Frequently Asked Questions

What is the difference between supervised and unsupervised learning?
Supervised learning trains a model on labeled data, each training example has an input and a known correct output. The model learns to predict outputs for new inputs. Unsupervised learning works with unlabeled data, there are no correct outputs. Instead, the algorithm finds structure, patterns, or groupings that exist in the data. Clustering, dimensionality reduction, and anomaly detection are all unsupervised tasks.
How does the K-Means clustering algorithm work?
K-Means starts by placing K cluster centers at random positions. It then assigns each data point to the nearest center, recalculates each center as the mean of all points assigned to it, and repeats until assignments stop changing. The result is K groups where points within a group are closer to each other than to points in other groups. The number K must be chosen before running the algorithm.
How can active learning help students understand unsupervised learning?

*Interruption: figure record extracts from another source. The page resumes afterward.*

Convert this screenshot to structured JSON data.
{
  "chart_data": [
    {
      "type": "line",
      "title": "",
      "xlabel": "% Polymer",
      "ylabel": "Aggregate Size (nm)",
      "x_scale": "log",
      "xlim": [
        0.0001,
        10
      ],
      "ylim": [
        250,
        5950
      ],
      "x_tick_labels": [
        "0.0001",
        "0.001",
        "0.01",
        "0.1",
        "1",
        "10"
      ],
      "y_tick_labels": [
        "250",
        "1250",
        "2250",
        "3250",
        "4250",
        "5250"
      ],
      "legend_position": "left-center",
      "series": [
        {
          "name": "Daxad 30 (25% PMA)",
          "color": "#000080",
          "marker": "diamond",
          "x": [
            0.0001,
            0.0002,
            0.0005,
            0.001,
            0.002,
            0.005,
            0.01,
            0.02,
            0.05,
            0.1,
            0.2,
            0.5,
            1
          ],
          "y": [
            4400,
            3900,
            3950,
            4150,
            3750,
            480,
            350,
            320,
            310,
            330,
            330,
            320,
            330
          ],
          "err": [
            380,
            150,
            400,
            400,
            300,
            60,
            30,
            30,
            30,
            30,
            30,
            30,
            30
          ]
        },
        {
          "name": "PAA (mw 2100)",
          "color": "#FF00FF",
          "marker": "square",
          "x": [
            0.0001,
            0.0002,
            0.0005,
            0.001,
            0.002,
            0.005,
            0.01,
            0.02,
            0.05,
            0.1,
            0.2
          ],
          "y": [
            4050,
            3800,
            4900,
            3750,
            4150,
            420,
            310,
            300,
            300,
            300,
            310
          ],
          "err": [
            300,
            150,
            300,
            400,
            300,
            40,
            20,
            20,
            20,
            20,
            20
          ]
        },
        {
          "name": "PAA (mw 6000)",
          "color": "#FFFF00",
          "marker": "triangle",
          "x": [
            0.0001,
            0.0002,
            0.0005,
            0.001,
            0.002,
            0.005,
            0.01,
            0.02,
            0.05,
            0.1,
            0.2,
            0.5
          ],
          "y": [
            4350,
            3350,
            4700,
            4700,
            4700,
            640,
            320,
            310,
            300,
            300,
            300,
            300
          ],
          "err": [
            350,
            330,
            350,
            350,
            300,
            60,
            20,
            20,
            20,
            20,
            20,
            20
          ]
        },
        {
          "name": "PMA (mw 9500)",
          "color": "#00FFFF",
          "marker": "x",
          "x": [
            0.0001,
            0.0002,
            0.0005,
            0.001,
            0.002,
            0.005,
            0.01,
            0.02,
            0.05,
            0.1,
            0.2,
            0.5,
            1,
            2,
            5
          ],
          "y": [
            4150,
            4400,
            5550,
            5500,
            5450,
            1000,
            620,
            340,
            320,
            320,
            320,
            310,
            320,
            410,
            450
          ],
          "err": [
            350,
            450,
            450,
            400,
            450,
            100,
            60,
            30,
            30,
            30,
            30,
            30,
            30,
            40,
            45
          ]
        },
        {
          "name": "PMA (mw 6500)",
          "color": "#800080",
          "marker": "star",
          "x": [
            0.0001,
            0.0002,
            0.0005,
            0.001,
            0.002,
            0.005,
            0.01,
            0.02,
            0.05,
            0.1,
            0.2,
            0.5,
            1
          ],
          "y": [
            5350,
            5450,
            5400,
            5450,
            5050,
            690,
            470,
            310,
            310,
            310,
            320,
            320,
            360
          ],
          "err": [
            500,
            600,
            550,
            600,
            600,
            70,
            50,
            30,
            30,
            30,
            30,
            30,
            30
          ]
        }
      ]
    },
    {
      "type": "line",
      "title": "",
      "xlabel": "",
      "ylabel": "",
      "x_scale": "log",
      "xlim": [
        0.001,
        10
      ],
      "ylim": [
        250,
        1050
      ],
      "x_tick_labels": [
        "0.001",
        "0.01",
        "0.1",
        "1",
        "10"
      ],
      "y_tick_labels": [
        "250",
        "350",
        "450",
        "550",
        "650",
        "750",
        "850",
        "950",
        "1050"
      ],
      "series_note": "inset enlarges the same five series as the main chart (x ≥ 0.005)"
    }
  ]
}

The key challenge in unsupervised learning is the conceptual shift from 'finding the right answer' to 'finding meaningful structure.' Activities that ask students to cluster data by hand, before seeing the algorithm, let them discover that groupings can be found without labels. Tracing K-Means step by step on a small printed dataset makes the algorithm's mechanics visible in a way that code output alone doesn't.
What are real-world applications of clustering?
Customer segmentation is one of the most common applications, grouping customers by purchasing behavior to tailor marketing. Clustering is also used to group similar news articles, identify gene expression patterns in biology, detect anomalous network traffic for cybersecurity, and segment medical images. In each case, the goal is to discover naturally occurring groups in unlabeled data that inform decisions or further analysis.